Notice how expertly put together it is; very visually appealing. It’s worrying that the government is getting very good at this kind of thing — their “information” films have similarly high production values.

I find it interesting that in the tax-free world from the comic, there is no-one to collect litter or repair traffic lights, but there is someone to charge the children money for crossing the road. Therein lies a clue to another way the world might work without taxes.

More from NickM and the Adam Smith Institute.

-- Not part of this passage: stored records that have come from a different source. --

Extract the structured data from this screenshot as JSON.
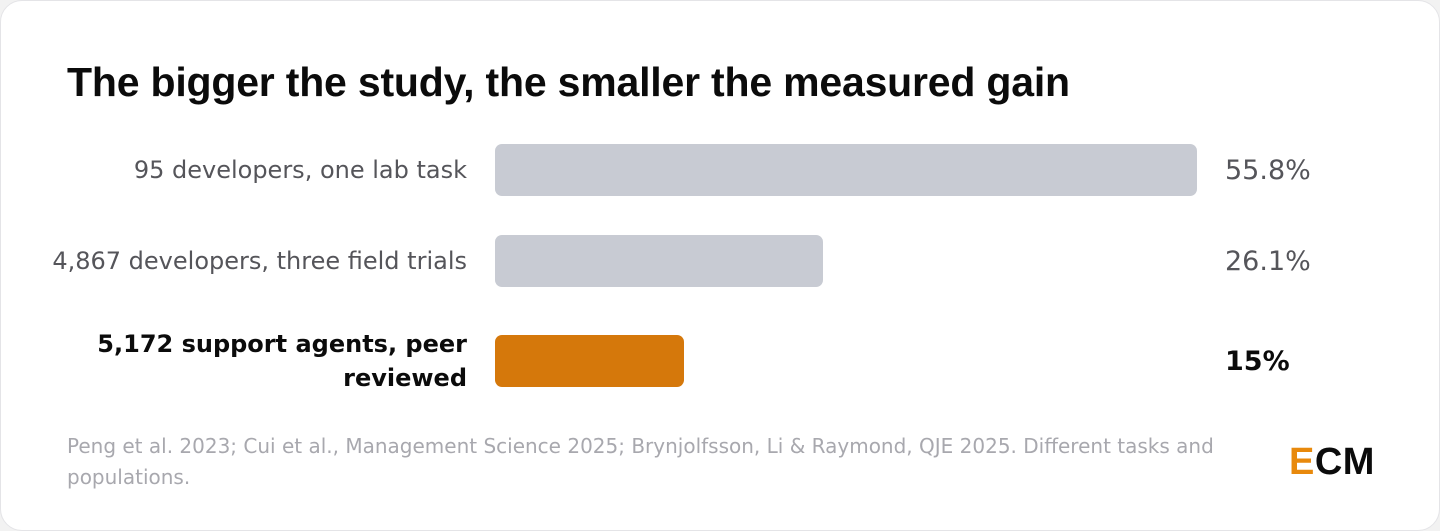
{
  "chart_data": {
    "type": "bar",
    "orientation": "horizontal",
    "title": "The bigger the study, the smaller the measured gain",
    "categories": [
      "95 developers, one lab task",
      "4,867 developers, three field trials",
      "5,172 support agents, peer reviewed"
    ],
    "values": [
      55.8,
      26.1,
      15
    ],
    "value_labels": [
      "55.8%",
      "26.1%",
      "15%"
    ],
    "highlight_index": 2,
    "xlim": [
      0,
      55.8
    ],
    "grid": false,
    "colors": {
      "default": "#c8cbd3",
      "highlight": "#d5780b"
    }
  },
  "source": "Peng et al. 2023; Cui et al., Management Science 2025; Brynjolfsson, Li & Raymond, QJE 2025. Different tasks and populations.",
  "logo": {
    "first": "E",
    "rest": "CM"
  }
}
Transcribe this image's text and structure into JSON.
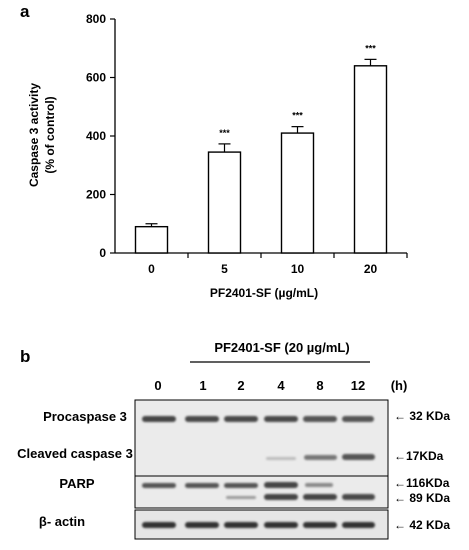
{
  "panel_a": {
    "letter": "a",
    "chart_data": {
      "type": "bar",
      "categories": [
        "0",
        "5",
        "10",
        "20"
      ],
      "values": [
        90,
        345,
        410,
        640
      ],
      "errors": [
        10,
        28,
        22,
        22
      ],
      "significance": [
        "",
        "***",
        "***",
        "***"
      ],
      "xlabel": "PF2401-SF (µg/mL)",
      "ylabel_line1": "Caspase 3 activity",
      "ylabel_line2": "(% of control)",
      "ylim": [
        0,
        800
      ],
      "yticks": [
        "0",
        "200",
        "400",
        "600",
        "800"
      ],
      "grid": false,
      "bar_color": "#ffffff"
    }
  },
  "panel_b": {
    "letter": "b",
    "treatment_label": "PF2401-SF (20 µg/mL)",
    "timepoints": [
      "0",
      "1",
      "2",
      "4",
      "8",
      "12"
    ],
    "time_unit": "(h)",
    "rows": [
      {
        "label": "Procaspase 3",
        "markers": [
          "← 32 KDa"
        ]
      },
      {
        "label": "Cleaved caspase 3",
        "markers": [
          "←17KDa"
        ]
      },
      {
        "label": "PARP",
        "markers": [
          "←116KDa",
          "← 89 KDa"
        ]
      },
      {
        "label": "β- actin",
        "markers": [
          "← 42 KDa"
        ]
      }
    ]
  }
}
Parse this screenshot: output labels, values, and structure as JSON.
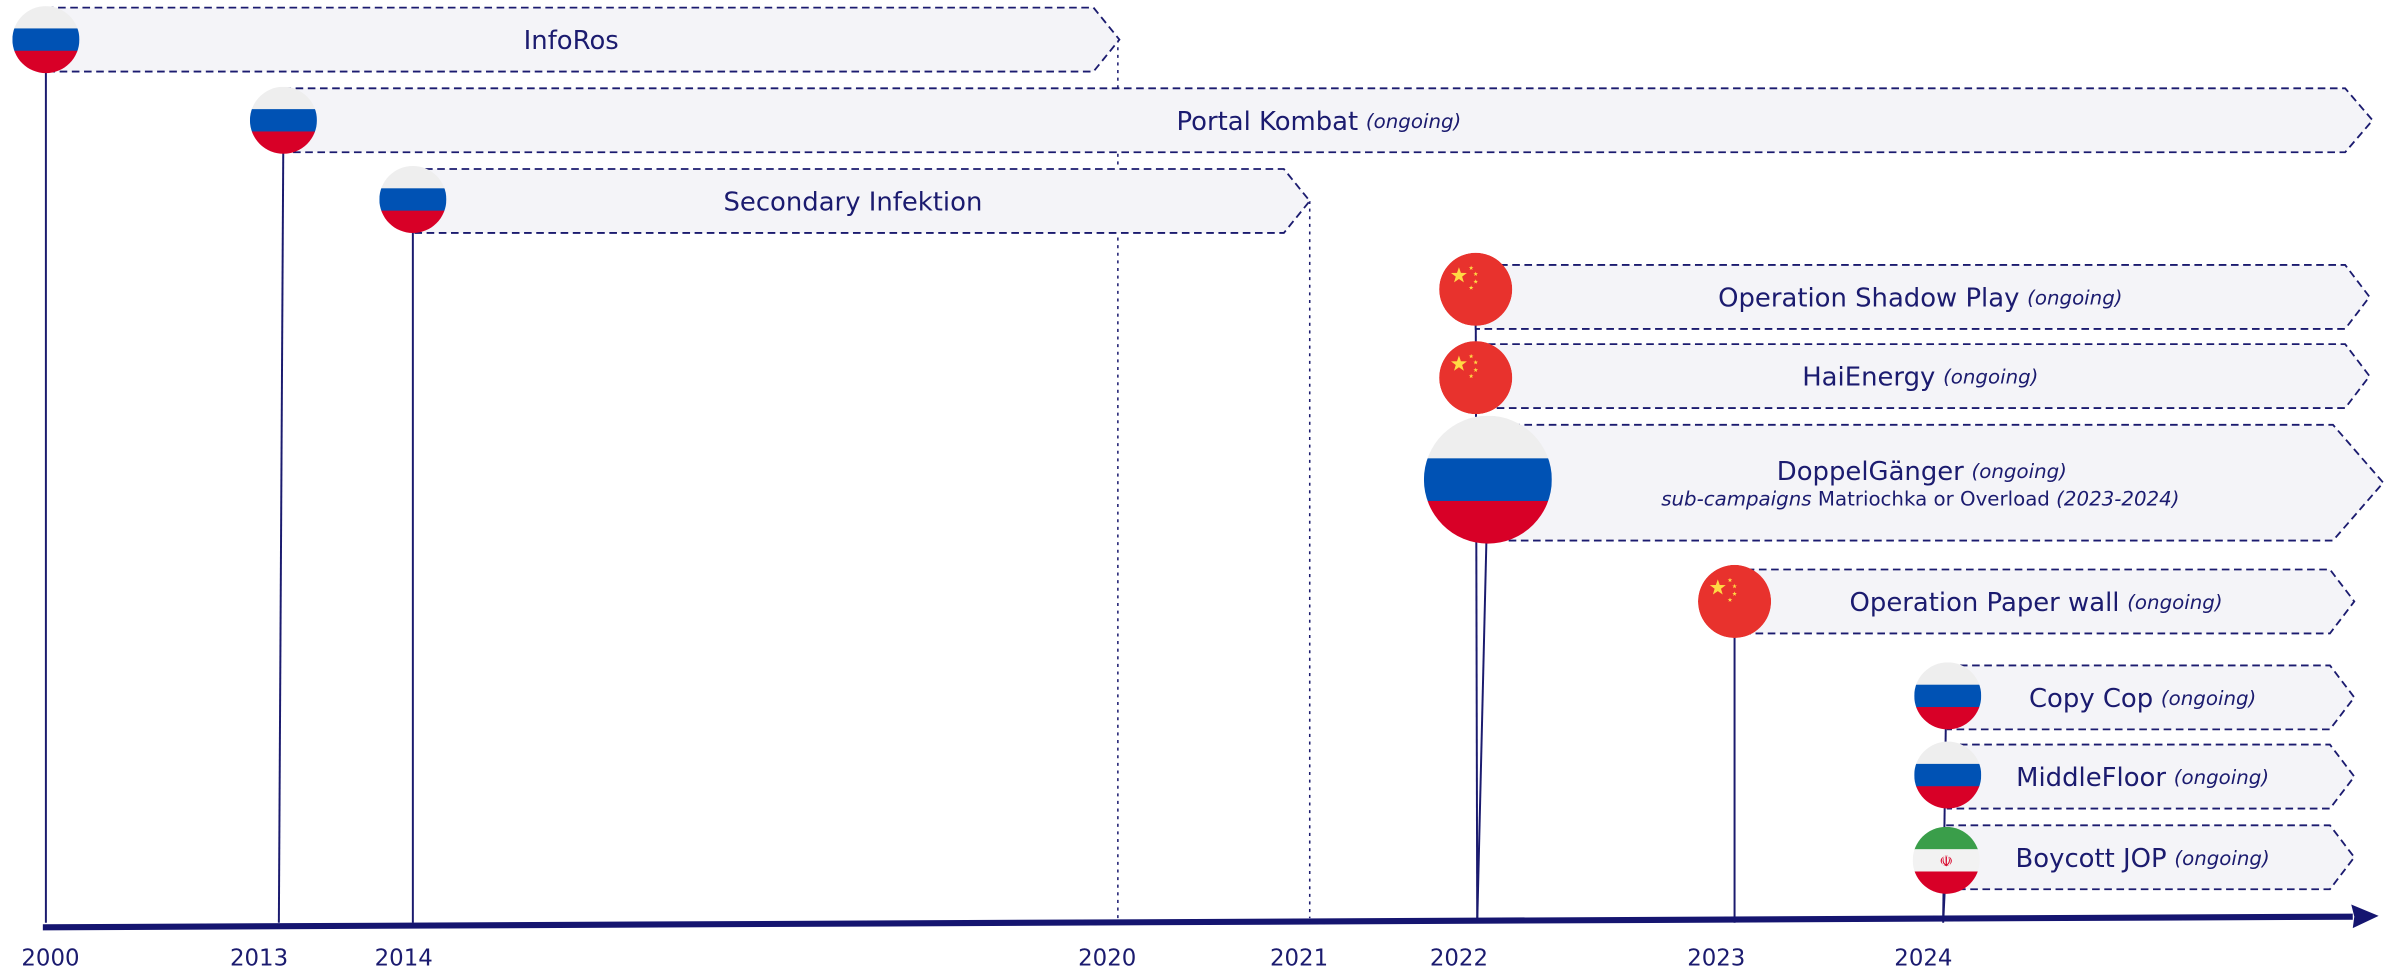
{
  "axis": {
    "years": [
      "2000",
      "2013",
      "2014",
      "2020",
      "2021",
      "2022",
      "2023",
      "2024"
    ]
  },
  "campaigns": [
    {
      "name": "InfoRos"
    },
    {
      "name": "Portal Kombat",
      "status": "(ongoing)"
    },
    {
      "name": "Secondary Infektion"
    },
    {
      "name": "Operation Shadow Play",
      "status": "(ongoing)"
    },
    {
      "name": "HaiEnergy",
      "status": "(ongoing)"
    },
    {
      "name": "DoppelGänger",
      "status": "(ongoing)",
      "detail": {
        "prefix": "sub-campaigns",
        "text": "Matriochka or Overload",
        "period": "(2023-2024)"
      }
    },
    {
      "name": "Operation Paper wall",
      "status": "(ongoing)"
    },
    {
      "name": "Copy Cop",
      "status": "(ongoing)"
    },
    {
      "name": "MiddleFloor",
      "status": "(ongoing)"
    },
    {
      "name": "Boycott JOP",
      "status": "(ongoing)"
    }
  ]
}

Just in case it’s not clear what my problem is, I’ll spell it out. Here is a web site made by the government, funded with tax money. It teaches children that without paying lots of tax, all kinds of bad things will happen. But this is a political view: it is possible to imagine other ways that the world might work, including ways that involve low taxes and more services provided privately. So there are a range of ideas about tax. Education would involve teaching children about the full range of these ideas. Presenting one particular view as a fact is not education. Instead what is happening here is that the government is taking money from one generation in order to teach the next generation what a good idea it will be to take money from them. So not only is this not education, it is manipulation of children with the goal of making people think less about tax to make life easier for the government. This proves that the government should not be entrusted with the education of children.

Taxing Neurons

Sunday, January 31st, 2010

My wife made a spreadsheet that calculated the family finances for various scenarios including differing lengths of unpaid maternity leave. “What your spreadsheet fails to take into account,” I said, “is that if you earn less over the course of the year then you will pay proportionally less tax.”

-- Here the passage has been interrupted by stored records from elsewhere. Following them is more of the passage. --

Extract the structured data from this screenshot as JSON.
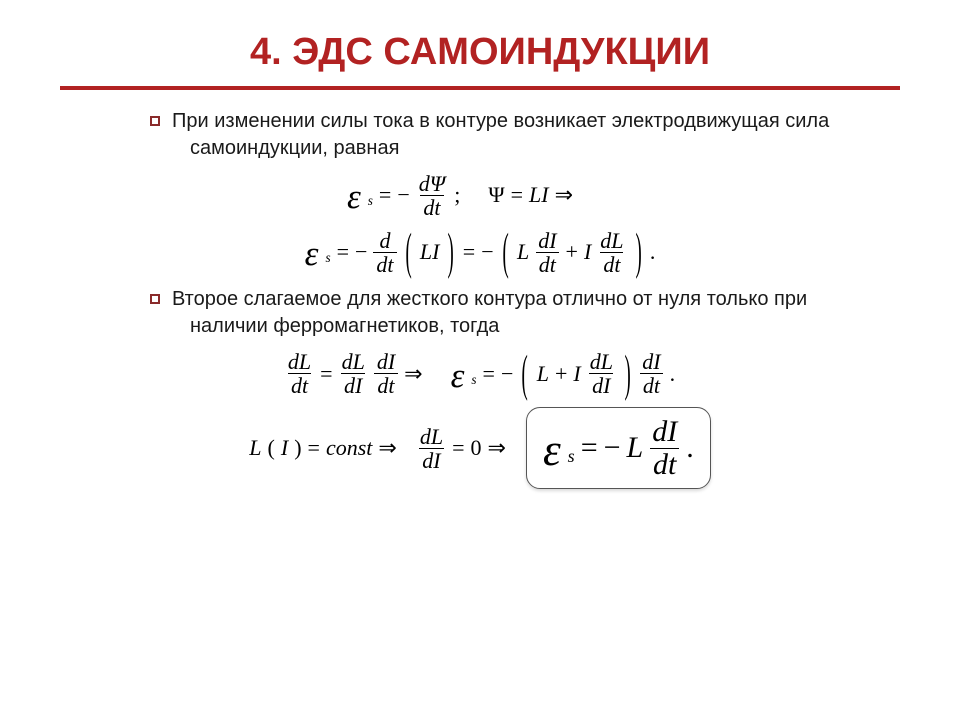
{
  "title": {
    "text": "4. ЭДС САМОИНДУКЦИИ",
    "color": "#b22222",
    "fontsize": 38
  },
  "rule_color": "#b22222",
  "bullet_color": "#8a2a2a",
  "body_fontsize": 20,
  "body_color": "#1a1a1a",
  "eq_fontsize": 22,
  "eq_fontsize_big": 30,
  "para1": "При изменении силы тока в контуре возникает электродвижущая сила самоиндукции, равная",
  "para2": "Второе слагаемое для жесткого контура отлично от нуля только при наличии ферромагнетиков, тогда",
  "sym": {
    "eps": "ε",
    "s": "s",
    "eq": "=",
    "minus": "−",
    "plus": "+",
    "semi": ";",
    "dot": ".",
    "imp": "⇒",
    "Psi": "Ψ",
    "L": "L",
    "I": "I",
    "d": "d",
    "dt": "dt",
    "dI": "dI",
    "dL": "dL",
    "dPsi": "dΨ",
    "zero": "0",
    "const": "const",
    "lp": "(",
    "rp": ")"
  }
}
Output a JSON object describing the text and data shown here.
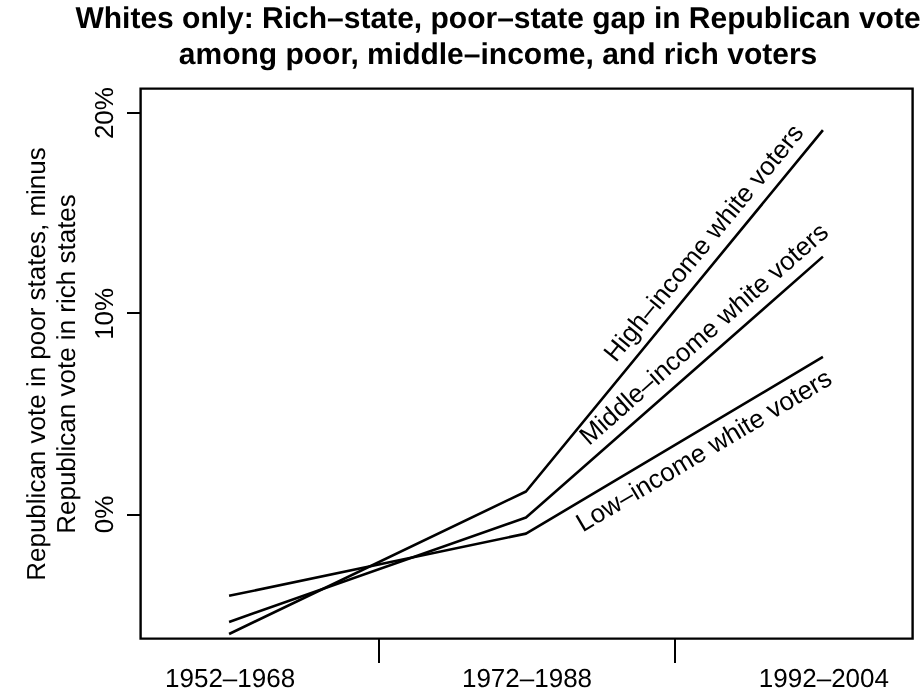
{
  "chart_data": {
    "type": "line",
    "title": [
      "Whites only:  Rich–state, poor–state gap in Republican vote",
      "among poor, middle–income, and rich voters"
    ],
    "ylabel": [
      "Republican vote in poor states, minus",
      "Republican vote in rich states"
    ],
    "categories": [
      "1952–1968",
      "1972–1988",
      "1992–2004"
    ],
    "ylim": [
      -6.2,
      21.2
    ],
    "yticks": [
      {
        "value": 0,
        "label": "0%"
      },
      {
        "value": 10,
        "label": "10%"
      },
      {
        "value": 20,
        "label": "20%"
      }
    ],
    "series": [
      {
        "name": "High–income white voters",
        "color": "#000000",
        "values": [
          -6.0,
          1.1,
          19.1
        ]
      },
      {
        "name": "Middle–income white voters",
        "color": "#000000",
        "values": [
          -5.4,
          -0.2,
          12.8
        ]
      },
      {
        "name": "Low–income white voters",
        "color": "#000000",
        "values": [
          -4.1,
          -1.0,
          7.8
        ]
      }
    ],
    "grid": false,
    "legend": false
  }
}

Debate ensued about how to calculate this. We would need a column for net pay. We would need to look up my wife’s tax allowance, and the various rates, and earnings levels at which they cut in. And then there is National Insurance which is another set of rules. In the end the spreadsheet would have encoded in its formulae the entire tax code. And if you work for half the year and not the other half, exactly when do you get the overpaid tax back?

This is my longstanding gripe: that not only do they take your money, they also use up valuable brain cycles thinking about all this, and valuable neurons storing knowlege about it.

In the end we decided that it wasn’t worth the effort, and I went off to play Eve Online, the intricacies of which are a much better use of brain space.